Advances in the development of histone deacetylase inhibitors

RThe drive to develop improved treatments of cancer has resulted in the development of a number of strategies designed to regulate transcription. The retinoic acids represent one early target (see our recent report “The retinoids: Therapeutic & pharmaceutical opportunities”). As described in this report, our understanding of the molecular biology behind the retinoic acids is rapidly expanding and opportunities for improved treatments of cancer are thus expected. The field of histone deacetylation represents a second area receiving much interest in respect to transcriptional control. This field centers on the now generally accepted view that chromatin structure is plastic and that histone (de)acetylation regulates genome structure and hence transcription. Modifying this process by histone deacetylase (HDAC) inhibitors can therefore regulate, potentially in a highly specific manner, transcription thereby offering a much more targeted approach to cytostasis than currently available. Information relating to histone deacetylation is emerging with breathtaking rapidity with over 1 new article currently being published every day. In response to this activity we recently published one of the most comprehensive overview of the pharmaceutical potential of HDAC inhibitors to date (Click here to access "Histone deacetylase inhibitors: Redefining pharmaceutical approaches to the treatment of cancer").

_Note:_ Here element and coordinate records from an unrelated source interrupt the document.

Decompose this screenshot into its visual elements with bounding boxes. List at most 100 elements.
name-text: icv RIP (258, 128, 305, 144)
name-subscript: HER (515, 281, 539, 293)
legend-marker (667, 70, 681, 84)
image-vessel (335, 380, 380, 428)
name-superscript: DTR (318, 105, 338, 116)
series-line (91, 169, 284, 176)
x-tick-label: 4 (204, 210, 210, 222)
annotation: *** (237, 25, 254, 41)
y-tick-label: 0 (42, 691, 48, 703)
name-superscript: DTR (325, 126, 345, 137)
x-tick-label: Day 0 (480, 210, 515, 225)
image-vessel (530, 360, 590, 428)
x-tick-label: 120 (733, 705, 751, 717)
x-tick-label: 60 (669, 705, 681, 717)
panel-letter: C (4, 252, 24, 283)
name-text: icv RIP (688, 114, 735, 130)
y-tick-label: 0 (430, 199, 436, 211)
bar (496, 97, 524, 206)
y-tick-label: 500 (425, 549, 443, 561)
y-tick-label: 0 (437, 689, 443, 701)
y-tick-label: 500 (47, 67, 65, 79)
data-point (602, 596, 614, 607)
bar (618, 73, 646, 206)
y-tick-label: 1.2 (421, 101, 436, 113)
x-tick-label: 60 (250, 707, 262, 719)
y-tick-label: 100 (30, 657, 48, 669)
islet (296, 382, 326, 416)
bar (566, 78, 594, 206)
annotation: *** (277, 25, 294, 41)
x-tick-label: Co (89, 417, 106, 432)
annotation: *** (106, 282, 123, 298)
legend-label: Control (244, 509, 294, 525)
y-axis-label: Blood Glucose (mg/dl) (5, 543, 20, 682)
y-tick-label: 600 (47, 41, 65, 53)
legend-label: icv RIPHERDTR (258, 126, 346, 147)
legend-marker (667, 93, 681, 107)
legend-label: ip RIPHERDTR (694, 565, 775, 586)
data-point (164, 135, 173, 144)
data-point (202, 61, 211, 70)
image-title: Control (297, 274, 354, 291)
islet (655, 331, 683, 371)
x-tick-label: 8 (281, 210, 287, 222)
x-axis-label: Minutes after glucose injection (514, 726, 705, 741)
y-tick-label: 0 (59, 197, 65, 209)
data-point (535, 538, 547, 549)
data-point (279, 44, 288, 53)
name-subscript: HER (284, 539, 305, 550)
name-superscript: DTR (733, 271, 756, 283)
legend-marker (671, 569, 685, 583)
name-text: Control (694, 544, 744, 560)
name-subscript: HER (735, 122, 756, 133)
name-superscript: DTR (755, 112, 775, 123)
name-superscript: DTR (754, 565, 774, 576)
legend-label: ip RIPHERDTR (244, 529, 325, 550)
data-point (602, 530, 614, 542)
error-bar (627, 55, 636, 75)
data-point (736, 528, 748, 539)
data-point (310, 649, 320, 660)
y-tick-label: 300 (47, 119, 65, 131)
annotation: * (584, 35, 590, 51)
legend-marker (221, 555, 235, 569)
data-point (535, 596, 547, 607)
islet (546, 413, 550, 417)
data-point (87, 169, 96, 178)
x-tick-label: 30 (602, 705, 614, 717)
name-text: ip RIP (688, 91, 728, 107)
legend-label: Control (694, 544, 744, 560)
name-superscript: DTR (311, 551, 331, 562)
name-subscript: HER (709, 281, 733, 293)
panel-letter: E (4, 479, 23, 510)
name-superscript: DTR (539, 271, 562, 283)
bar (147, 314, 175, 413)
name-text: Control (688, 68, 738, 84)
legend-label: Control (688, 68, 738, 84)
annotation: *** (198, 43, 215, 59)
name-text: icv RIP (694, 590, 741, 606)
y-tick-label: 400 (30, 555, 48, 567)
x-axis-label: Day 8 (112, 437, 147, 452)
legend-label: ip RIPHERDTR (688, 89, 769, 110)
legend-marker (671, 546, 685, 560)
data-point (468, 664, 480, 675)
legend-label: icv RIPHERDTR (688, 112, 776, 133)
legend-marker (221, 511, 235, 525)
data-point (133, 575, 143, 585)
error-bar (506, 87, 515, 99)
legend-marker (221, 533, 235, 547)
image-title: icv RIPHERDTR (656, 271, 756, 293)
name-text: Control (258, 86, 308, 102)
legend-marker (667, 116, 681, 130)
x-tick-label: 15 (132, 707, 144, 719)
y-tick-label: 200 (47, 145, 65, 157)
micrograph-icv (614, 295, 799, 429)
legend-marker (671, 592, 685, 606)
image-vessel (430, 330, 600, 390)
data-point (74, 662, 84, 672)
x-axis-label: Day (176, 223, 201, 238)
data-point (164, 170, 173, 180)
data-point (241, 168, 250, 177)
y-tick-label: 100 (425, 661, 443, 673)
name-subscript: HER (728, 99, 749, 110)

At the time of publication of our histone deacetylase inhibitor report suberoylanilide hydroxamic acid (SAHA) was one of the most advanced candidate inhibitors having been entered into a phase I trial by Aton pharma. Results from this trial have recently been published. SAHA when administered iv is well tolerated and was shown to produce an accumulation of acetylated histones in peripheral blood mononuclear cells up to 4 h postinfusion suggesting that treatment was sufficient to inhibit histone deacetylation. This biological response was mirrored by an objective tumor regression and clinical improvement in tumor related symptoms in 4 out of 29 patients (2 with lymphoma and 2 with bladder cancer). According to Aton Pharma separate Phase I studies have shown oral doses of SAHA to be readily bioavailable, and result in prolonged (8-10 hours) inhibition of HDAC in the blood cells of patients and hence the key milestones of the SAHA Phase I program have been met. Consequently the oral formulation of SAHA has now entered into phase II to determine the activity of oral SAHA in several solid tumors and in hematological tumors. Two single-agent Phase II trials, one in patients with cutaneous T cell lymphoma or peripheral T cell lymphoma and another in patients with recurrent or metastatic squamous cell cancer of the head and neck were initiated in October, 2002.